Series premiere: Watchmen
I knew that the Watchmen as a comic book genre was on the weird side, and I saw a version of it a few years ago (oops, it was 2009 apparently). So I thought I had an inkling of what to expect…superheroes, kind of weird ones, outlawed, but kind of doing the vigilante thing. Okay, I can work with that.
Instead, the new series version goes heavy on the alternate history, police officers wearing masks, and race wars. Umm, okay. Considering I’m watching the latest season of Black Lightning during an occupation, it didn’t feel a whole lot different. Particularly when the lead female cop wears an outfit an awful lot like Blackbird’s.
And at the end of the episode, all I could think was, “What the hell is going on?”. Okay, I sort of get it. A race war in Tulsa in the 20s ignited a huge schism. Nixon is considered awesome. And the 7th Cavalry is a white supremacist organization that has “risen” again to challenge law and order. Except there isn’t anything shown that explains the law and order side or the white supremacist’s specific beef/trigger. The rallying cry other than race. There is almost NO backstory provided. Which is a huge problem to follow.
Don Johnson plays the head of the cops, and he’s pretty good. Spoiler alert though, he’s dead by the end of the episode. His daughter Angela is a go-get-em cop, wears a superhero outfit (FYI, she’s called Sister Night), and is played by Regina King. She also is awesome, and eminently watchable in most scenes, even if you can’t get a handle on her life — cop, superhero, mom, daughter. She has a huge list of roles on IMDB, most of which I haven’t seen, and I didn’t recognize her at all from Big Bang Theory. But she’s watchable.
The rest of the characters and actors? Relatively secondary. And no superheroes. I had no real idea what was going on, but sure, okay, let’s say the cops wear masks, they hunt a bad group, the bad group kills a cop, the cops retaliate in force, I kind of get all that. I’m okay with an alternate history, figure it out as we go, fine. But then there’s a scene with a Lord of the Manor who’s clearly nutters, dealing with loyal servants, celebrating an anniversary of something, and it HAS NO CONNECTION TO THE REST OF THE SHOW. It seemed like the start of a bad Monty Python skit.

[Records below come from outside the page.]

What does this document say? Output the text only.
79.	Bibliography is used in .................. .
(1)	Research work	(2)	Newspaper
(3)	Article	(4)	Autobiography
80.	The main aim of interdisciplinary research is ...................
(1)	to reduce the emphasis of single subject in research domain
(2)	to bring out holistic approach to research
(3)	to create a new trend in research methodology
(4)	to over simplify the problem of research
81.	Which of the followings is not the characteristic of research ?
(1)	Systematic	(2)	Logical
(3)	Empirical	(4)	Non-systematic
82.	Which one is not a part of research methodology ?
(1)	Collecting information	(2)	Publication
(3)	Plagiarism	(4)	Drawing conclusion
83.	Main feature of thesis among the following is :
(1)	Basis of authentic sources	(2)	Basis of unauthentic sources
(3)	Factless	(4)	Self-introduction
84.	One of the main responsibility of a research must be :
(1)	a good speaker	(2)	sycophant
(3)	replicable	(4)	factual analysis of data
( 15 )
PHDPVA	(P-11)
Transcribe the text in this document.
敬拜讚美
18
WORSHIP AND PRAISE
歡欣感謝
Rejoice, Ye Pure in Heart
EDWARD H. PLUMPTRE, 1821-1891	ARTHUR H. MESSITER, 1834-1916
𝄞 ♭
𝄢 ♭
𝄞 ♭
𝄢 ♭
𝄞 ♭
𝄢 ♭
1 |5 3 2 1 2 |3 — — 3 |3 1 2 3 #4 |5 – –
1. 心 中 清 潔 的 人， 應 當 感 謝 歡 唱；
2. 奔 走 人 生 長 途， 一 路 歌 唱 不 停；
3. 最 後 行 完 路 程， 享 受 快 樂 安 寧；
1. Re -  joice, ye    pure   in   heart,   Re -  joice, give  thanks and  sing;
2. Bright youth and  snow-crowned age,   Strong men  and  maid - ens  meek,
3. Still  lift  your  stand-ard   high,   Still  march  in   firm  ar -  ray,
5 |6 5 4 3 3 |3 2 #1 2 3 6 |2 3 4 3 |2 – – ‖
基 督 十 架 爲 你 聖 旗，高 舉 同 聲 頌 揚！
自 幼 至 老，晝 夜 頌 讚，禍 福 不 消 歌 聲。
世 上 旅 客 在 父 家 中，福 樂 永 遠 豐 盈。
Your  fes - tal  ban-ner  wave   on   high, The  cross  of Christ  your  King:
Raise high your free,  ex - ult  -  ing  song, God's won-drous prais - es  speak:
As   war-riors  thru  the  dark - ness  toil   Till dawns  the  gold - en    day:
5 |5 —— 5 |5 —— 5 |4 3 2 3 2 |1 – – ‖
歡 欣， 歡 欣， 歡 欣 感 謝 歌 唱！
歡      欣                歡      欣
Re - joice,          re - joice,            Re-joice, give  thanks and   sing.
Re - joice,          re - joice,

I get that it is HBO. I get that renewal / continuing is a totally different business model. But I don’t know how many people beyond the hard-core fan types will stick around past Ep 1. I can’t even decide if I will watch, and I have a pretty high tolerance. I had the same problem with Doom Patrol and passed.
I did see some trailers for later in the series, and it seems a bit more normal in places. Not completely, but enough to give me a preview of something to follow.
Eeny meeny miny moe…Nope, I’m out too.